Stopped in for breakfast at the Grand Canyon Cafe, which I am pretty sure my family ate at in the 60s. It now features several taps of local craft brews, and the only other patron at the counter was clutching a stout. He was obviously a man after my own heart and we struck up a conversation – he is a baker at the cafe and had just finished his shift, and thus a beer at 6AM was totally appropriate (not that beer is ever inappropriate). He’d been making English muffins from scratch, which is apparently very time consuming due to long rises and multiple proofs. He was kind enough to toast one up for me and it was really good. And when I told him I commonly had pop-tarts for breakfast on the trail, he set me up with some fresh-baked chocolate chip cookies to take with me and eat instead. Sometimes it pays to be the first customer in a cafe in the morning.

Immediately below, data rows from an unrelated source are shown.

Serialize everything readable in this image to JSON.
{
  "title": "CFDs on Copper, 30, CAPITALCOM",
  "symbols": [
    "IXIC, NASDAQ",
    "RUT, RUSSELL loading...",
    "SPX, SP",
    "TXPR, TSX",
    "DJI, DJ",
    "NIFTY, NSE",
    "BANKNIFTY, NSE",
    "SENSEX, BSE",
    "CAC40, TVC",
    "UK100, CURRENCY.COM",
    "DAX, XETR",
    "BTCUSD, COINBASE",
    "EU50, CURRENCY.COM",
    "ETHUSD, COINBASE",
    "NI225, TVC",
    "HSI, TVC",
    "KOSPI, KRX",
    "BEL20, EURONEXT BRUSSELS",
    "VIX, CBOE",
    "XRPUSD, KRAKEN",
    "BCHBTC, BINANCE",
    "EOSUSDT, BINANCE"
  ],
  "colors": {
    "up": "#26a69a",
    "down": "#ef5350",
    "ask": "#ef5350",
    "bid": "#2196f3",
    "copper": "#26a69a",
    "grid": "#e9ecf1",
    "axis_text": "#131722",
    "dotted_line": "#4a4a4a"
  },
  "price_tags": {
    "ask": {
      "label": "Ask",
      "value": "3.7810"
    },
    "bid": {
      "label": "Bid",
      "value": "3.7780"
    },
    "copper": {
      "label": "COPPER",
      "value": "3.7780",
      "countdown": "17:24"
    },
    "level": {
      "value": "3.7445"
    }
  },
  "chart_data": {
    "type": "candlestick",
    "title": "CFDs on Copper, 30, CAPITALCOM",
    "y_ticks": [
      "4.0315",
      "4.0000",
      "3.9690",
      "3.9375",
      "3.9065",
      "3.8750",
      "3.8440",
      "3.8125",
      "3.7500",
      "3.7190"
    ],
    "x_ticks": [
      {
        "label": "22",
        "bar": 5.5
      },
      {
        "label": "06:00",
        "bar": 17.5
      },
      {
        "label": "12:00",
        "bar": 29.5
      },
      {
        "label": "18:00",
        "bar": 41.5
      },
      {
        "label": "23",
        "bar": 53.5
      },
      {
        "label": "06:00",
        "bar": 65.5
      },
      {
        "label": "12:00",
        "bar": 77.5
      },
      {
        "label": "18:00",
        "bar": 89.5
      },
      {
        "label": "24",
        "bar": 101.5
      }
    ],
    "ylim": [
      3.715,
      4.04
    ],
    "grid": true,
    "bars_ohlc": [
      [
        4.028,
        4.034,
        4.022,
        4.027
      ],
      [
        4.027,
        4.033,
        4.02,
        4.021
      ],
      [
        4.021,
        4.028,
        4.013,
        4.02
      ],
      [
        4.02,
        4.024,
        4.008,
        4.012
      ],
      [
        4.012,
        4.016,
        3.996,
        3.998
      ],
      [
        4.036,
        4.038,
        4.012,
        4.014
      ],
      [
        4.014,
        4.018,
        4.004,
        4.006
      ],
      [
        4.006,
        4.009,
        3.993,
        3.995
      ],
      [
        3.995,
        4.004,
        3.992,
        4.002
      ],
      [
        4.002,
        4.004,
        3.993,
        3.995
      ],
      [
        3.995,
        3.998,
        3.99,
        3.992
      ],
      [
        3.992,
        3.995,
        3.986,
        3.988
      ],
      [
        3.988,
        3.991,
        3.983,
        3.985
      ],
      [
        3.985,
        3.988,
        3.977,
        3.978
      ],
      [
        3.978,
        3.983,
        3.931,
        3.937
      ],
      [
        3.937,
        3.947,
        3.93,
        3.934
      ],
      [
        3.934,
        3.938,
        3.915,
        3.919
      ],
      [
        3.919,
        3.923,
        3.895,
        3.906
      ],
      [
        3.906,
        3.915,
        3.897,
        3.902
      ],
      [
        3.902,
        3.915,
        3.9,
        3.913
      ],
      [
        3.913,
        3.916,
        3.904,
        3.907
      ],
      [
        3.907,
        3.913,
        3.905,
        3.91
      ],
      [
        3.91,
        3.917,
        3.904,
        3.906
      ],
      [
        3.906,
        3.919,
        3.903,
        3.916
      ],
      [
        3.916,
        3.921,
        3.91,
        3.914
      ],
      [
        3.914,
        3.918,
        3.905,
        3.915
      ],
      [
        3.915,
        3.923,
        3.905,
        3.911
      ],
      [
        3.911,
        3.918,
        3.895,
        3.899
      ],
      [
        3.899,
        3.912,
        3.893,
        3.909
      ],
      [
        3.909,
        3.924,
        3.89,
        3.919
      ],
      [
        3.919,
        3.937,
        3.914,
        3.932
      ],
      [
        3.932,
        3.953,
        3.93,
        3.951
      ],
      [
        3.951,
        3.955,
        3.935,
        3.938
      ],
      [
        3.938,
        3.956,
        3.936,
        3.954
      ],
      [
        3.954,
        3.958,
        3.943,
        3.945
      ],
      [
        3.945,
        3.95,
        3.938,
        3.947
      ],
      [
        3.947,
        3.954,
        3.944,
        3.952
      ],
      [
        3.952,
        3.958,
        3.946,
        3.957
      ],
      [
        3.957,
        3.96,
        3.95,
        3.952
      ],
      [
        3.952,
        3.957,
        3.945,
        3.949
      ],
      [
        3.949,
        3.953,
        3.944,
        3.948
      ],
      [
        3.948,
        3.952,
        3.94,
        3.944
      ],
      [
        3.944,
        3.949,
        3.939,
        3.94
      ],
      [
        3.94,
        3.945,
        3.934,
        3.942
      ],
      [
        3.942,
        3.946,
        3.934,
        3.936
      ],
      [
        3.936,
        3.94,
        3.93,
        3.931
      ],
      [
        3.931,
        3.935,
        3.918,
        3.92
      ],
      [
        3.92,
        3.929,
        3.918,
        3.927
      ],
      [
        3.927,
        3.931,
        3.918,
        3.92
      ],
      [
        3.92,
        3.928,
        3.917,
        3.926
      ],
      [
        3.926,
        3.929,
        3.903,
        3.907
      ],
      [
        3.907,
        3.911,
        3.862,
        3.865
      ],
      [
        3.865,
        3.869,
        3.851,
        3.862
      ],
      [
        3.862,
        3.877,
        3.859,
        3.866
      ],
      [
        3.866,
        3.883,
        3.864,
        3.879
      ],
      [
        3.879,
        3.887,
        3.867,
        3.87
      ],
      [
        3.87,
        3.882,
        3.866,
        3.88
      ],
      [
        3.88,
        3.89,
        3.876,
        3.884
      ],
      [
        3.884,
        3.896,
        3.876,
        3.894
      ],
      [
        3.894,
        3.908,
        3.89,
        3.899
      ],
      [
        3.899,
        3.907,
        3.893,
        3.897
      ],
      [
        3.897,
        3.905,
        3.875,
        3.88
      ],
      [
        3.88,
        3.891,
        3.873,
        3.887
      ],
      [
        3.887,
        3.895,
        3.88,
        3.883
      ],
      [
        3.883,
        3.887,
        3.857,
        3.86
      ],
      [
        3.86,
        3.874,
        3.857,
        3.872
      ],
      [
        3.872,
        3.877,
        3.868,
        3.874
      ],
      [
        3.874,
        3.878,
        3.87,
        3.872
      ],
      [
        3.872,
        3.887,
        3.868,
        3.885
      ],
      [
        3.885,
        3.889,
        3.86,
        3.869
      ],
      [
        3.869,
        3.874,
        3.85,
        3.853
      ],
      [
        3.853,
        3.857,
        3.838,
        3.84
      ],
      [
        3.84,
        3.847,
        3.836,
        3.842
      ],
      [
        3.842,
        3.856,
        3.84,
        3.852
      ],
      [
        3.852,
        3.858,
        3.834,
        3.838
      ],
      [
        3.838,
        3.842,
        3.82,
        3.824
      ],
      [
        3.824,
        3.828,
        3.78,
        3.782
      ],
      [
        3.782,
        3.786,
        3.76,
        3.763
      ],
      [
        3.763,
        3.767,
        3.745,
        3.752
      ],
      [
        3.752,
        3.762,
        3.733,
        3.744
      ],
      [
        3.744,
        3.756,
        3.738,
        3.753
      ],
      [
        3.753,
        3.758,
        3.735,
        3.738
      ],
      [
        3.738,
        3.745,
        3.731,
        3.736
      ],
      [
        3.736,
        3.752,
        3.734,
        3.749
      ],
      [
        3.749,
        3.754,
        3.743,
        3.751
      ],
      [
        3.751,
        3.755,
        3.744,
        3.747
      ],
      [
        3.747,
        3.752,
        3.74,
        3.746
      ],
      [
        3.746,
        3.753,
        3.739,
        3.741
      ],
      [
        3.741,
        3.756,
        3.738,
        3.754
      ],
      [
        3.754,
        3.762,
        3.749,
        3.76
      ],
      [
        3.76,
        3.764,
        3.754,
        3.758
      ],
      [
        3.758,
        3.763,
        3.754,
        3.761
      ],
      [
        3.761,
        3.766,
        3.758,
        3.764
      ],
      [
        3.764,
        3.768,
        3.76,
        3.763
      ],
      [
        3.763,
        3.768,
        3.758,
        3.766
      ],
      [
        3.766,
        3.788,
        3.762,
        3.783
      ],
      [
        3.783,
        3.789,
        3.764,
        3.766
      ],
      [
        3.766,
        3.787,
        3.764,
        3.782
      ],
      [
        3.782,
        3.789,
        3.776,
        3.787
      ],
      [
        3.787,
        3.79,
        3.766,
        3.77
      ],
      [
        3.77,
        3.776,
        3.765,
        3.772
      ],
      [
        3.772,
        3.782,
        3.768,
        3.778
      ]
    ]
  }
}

I took a double zero in Flag, giving the inflammation in my left foot and right hip a chance to die down. They did, but only a bit. I think I’ll manage.

Felt a bit nervous heading out of town and into the wild again, and a phone call to Cathy left me feeling homesick and missing her.

The trail itself is more plateau walking, although now it is walking on a lava flow and much more rocky. The soil is a thin brittle crust that my hiking poles keep breaking though, causing them to stick.

The foliage is the usual mix of ponderosas, oaks and cedars, varying with the soil and the slight changes in elevation. But the forests are very open and I had good views of Walnut Canyon and the SF peaks all along the trail.

Looking back at the SF peaks. And there are clouds!

This is open, lonely country with few highlights and big distances. Yet its roughness and desolation have their own peculiar charms. I hope I can find the right state of mind to appreciate them.